To the best of our knowledge, this is the first study to evaluate the association between HIF-1 subunits and circadian clock protein levels in OSA patients. This relationship is particularly important, as OSA individuals have increased HIF-1α protein levels [3]. Adamovich et al. found that in cultured cells, physiological oxygen rhythms synchronize clock genes in HIF-1α-dependent manner. Additionally, in the same study it has been shown that modulation of oxygen levels quickens the recovery of wild-type mice from a jet lag protocol, but not that of HIF-1α-deficient mice [13], while Manella et al. have shown a misalignment of circadian clock in mice model of OSA [14]. Furthermore, mice exposed to hypoxia had increased levels of PER1 and CLOCK proteins [15]. The multivariate model generated in the study has shown that the protein level of HIF-1α significantly affected the concentration of circadian clock proteins, while disease severity, desaturation index, and BMI did not. This is in line with the aforementioned results from animal models. Moreover, in models corrected for each of the evaluated circadian proteins, the level of HIF-1α protein remained significant for PER1 in the evening. This might be possibly caused by the fact that this repressor protein has HRE in the promotor of the encoding gene, which allows for HIF binding, resulting in the expression of this protein [5]. Moreover, association with HIF-1α is only present in the evening measurements of the circadian clock repressor protein. This might be due to the accumulation of PER1 protein in the afternoon, which enhances the effect present only in the evening but not in the morning [5]. Similar results would be expected for the other repressor protein, CRY1; however, in the corrected model evening HIF-1α protein level did not reach a significant level, which might be caused by an insufficient number of participants. The small size of the group is the main limitation of the study, therefore the results obtained should be interpreted with caution.

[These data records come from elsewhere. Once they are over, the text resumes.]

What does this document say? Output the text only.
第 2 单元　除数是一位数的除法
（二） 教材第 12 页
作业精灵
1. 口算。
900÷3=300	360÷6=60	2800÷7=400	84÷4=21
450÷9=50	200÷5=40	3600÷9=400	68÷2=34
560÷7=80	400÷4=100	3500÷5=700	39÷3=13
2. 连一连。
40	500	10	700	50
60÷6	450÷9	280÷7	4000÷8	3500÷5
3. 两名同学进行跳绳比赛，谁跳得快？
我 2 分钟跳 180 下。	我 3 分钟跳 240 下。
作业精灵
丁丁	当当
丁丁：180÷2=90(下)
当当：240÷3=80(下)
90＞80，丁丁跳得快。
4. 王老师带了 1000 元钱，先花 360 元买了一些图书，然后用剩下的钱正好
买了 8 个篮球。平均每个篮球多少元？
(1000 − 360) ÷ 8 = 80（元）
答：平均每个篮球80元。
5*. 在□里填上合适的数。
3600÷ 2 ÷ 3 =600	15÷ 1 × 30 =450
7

The results of our study suggest that OSA patients are at risk of developing circadian clock disruption. This process might be mediated by the subunit α of HIF-1, as its increased level is associated with the overexpression of circadian clock proteins. Further studies, both in a larger cohort and with prospective observation of treatment effects, are necessary to fully understand this complex relationship.

5. Conclusions

Results of the study suggest that OSA patients are at risk for developing circadian clock disruption. This process might be mediated by subunit α of HIF-1, as its increased level is associated with overexpression of circadian clock proteins. Nevertheless, further research on larger population are needed to verify this complex relationship.